Layered relevance scoring for portal connectors (title + long text + CPV)
Source:R/relevance.R
score_layered.RdScores a tender tibble the way the VMP-BB pipeline does, but in one call for
connectors that already ship a description and CPV codes (e.g. the API
portals): title_cols use the full rule (>=1 strong OR >=2 supporting),
text_cols (long free text) are matched STRONG-only (incidental supporting
hits in long text are noise), and cpv_col codes are mapped to groups.
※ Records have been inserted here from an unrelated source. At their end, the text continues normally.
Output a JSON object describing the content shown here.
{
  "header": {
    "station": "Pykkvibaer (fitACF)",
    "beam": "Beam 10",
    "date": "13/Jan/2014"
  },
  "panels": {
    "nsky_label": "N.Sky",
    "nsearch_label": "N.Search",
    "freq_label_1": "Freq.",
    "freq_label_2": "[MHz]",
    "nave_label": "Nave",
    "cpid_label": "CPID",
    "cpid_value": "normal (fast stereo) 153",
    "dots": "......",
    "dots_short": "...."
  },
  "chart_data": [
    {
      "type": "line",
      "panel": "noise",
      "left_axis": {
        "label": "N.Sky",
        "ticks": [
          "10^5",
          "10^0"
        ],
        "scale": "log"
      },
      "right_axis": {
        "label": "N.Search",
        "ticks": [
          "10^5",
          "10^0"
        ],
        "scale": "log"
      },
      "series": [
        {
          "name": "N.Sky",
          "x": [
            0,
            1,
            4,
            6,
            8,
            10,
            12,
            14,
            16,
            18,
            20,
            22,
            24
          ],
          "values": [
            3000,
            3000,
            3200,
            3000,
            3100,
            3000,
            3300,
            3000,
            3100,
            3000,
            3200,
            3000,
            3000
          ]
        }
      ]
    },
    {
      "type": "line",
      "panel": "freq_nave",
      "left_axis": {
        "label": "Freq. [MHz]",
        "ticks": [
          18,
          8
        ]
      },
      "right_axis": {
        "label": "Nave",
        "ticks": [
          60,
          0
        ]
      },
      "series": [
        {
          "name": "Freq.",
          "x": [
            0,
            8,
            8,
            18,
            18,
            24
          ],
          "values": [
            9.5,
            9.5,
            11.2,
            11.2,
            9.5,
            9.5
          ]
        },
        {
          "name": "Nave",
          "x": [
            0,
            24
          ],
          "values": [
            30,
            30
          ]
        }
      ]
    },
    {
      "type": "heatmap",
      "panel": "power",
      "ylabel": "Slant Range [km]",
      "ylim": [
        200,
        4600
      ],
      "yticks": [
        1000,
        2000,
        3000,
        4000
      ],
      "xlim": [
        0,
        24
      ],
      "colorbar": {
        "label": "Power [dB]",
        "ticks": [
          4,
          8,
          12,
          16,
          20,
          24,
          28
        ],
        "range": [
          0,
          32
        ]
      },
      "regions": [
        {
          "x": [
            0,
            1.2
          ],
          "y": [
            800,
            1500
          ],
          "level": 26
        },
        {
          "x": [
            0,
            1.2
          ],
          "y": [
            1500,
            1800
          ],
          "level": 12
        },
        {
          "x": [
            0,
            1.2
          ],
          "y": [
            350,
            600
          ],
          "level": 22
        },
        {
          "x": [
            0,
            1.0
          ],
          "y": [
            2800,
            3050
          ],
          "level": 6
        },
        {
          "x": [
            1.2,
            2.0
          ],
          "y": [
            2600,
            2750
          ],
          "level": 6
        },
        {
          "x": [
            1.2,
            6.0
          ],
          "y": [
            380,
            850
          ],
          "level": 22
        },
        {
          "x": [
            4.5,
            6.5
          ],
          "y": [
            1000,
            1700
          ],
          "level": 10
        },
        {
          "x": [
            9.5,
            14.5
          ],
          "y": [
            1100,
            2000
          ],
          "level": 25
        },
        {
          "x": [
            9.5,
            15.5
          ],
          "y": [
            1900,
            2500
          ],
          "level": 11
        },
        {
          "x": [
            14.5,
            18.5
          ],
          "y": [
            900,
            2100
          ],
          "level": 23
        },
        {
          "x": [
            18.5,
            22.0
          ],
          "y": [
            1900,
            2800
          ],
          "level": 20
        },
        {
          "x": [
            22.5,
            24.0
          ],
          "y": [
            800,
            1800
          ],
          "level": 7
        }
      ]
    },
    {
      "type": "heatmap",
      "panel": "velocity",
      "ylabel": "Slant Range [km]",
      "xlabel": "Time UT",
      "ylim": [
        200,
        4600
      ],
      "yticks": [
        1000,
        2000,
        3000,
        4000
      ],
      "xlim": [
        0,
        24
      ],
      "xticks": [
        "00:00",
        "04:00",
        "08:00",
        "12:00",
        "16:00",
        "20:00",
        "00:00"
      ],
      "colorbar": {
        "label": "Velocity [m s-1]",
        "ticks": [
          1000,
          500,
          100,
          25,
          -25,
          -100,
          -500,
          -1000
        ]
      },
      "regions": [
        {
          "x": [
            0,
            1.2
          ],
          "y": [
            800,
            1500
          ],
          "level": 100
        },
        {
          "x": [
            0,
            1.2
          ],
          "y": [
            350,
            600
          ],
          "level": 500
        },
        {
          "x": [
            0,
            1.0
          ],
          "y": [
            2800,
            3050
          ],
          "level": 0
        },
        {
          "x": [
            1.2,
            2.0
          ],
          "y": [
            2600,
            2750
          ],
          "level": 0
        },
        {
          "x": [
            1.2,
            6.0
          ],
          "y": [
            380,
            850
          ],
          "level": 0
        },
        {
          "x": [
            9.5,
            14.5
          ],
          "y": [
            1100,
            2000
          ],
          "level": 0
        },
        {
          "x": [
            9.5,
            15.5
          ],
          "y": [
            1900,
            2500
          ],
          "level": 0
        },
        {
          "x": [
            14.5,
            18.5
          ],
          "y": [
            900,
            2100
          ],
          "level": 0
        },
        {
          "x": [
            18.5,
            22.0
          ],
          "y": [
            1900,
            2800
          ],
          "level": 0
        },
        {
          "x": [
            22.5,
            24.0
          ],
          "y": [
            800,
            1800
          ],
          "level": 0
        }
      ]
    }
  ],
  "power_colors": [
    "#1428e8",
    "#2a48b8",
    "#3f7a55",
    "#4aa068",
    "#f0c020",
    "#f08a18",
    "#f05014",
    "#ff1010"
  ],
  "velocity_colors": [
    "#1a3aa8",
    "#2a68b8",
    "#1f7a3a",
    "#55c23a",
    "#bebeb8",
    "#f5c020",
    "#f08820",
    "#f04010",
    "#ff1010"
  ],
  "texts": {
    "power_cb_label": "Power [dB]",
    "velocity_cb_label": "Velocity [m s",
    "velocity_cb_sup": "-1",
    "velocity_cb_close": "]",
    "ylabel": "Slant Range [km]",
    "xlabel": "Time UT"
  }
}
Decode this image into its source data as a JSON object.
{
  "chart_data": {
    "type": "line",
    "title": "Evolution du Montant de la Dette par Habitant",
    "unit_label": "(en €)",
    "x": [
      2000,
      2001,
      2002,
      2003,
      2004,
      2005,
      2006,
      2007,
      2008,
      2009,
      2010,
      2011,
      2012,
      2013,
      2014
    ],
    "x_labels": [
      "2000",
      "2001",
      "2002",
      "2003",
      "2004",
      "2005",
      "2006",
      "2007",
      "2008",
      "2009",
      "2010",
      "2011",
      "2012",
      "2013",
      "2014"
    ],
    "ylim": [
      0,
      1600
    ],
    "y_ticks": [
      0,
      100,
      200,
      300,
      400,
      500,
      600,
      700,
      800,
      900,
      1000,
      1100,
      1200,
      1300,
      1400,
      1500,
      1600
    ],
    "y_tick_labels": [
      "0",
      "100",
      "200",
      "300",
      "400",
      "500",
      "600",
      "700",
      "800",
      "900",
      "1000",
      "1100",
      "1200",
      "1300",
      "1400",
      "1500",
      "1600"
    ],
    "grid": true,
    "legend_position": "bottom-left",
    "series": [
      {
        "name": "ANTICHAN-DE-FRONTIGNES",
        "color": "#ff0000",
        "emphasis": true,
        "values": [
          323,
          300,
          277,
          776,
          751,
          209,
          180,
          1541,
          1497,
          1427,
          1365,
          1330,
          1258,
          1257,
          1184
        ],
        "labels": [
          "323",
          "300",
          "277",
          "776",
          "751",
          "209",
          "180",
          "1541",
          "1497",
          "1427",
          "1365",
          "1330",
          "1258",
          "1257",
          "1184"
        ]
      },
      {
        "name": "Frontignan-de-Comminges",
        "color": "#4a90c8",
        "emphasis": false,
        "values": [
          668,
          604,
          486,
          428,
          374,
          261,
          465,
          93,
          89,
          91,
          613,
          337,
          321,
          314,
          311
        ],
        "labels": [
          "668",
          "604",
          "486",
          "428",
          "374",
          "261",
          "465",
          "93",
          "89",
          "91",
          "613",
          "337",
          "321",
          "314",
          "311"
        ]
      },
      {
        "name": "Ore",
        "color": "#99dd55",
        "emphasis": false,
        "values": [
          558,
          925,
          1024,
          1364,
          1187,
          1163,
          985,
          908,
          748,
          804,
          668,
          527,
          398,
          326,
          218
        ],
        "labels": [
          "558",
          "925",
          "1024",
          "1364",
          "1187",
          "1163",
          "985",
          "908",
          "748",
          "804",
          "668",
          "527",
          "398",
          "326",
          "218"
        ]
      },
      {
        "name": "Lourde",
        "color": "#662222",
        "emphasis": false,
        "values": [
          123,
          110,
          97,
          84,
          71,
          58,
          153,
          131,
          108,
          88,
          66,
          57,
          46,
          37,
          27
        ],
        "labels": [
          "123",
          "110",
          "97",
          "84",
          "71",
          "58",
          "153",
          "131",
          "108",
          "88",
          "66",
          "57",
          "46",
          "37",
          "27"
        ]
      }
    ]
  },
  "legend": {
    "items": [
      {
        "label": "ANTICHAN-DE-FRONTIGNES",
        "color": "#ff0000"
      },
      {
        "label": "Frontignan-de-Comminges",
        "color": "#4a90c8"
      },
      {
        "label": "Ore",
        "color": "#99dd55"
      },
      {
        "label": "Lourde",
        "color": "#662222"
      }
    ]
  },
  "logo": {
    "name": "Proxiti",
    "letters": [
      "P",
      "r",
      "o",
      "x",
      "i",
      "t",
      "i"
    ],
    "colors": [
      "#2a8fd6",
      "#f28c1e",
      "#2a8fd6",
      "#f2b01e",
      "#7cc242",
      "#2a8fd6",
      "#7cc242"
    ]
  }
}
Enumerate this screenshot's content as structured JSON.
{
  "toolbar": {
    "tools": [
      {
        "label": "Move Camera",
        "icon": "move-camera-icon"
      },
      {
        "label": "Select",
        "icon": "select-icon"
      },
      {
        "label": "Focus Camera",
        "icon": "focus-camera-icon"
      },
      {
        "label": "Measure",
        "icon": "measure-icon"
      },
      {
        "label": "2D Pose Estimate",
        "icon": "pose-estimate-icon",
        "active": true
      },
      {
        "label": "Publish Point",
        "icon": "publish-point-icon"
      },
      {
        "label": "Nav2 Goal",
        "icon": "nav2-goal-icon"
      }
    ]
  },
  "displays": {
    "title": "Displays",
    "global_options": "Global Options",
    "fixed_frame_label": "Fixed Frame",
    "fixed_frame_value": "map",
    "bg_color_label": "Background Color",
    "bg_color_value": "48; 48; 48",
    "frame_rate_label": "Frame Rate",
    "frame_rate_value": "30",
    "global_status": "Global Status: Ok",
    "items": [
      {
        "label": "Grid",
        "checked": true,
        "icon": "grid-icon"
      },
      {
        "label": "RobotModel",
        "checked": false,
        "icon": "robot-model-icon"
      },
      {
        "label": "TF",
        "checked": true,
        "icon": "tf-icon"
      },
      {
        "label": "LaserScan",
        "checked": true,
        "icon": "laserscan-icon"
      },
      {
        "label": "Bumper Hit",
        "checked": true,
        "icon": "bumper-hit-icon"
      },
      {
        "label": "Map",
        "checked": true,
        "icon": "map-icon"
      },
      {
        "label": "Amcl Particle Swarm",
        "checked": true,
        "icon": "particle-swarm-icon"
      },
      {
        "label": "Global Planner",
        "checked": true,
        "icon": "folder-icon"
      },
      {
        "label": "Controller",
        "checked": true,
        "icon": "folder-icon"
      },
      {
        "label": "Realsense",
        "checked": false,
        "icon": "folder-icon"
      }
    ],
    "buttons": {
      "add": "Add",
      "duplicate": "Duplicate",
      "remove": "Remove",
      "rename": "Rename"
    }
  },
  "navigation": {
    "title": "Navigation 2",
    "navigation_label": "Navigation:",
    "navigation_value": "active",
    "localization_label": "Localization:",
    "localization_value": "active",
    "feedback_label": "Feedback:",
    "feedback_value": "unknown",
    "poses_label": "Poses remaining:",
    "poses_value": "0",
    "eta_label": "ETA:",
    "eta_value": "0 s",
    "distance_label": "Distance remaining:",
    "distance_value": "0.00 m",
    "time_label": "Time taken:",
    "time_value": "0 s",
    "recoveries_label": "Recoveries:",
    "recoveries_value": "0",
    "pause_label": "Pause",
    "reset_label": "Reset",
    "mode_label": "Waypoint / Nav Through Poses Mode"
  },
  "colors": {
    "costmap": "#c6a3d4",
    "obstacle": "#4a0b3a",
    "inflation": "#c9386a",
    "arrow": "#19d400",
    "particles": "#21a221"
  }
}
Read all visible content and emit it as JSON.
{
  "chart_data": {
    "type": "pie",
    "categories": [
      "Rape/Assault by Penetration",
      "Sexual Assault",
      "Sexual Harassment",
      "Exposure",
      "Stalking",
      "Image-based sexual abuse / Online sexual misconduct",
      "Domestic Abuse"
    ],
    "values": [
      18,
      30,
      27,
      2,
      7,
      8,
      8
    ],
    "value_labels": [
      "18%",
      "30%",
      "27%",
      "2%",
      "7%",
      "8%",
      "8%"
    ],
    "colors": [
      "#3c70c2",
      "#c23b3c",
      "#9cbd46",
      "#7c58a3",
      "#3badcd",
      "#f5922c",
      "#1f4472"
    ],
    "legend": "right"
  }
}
The
three group sets are merged into groups, with match_source
(title/detail/cpv), cpv_groups, score and is_relevant.
Usage
score_layered(
df,
title_cols,
text_cols = character(),
cpv_col = NULL,
keywords = tender_keywords(),
cpv_map = tender_cpv_map(),
exclude = TRUE
)Arguments
- df
A data frame of tenders.
- title_cols
Columns scored with the full rule (e.g. the title).
- text_cols
Columns scored strong-only (e.g. description); default none.
- cpv_col
Name of a comma/space-separated CPV column, or
NULL.- keywords
Keyword groups (default
tender_keywords()).- cpv_map
CPV-to-group map (default
tender_cpv_map()).- exclude
Apply
apply_title_excludes()afterwards to drop construction / building / maintenance tenders (defaultTRUE).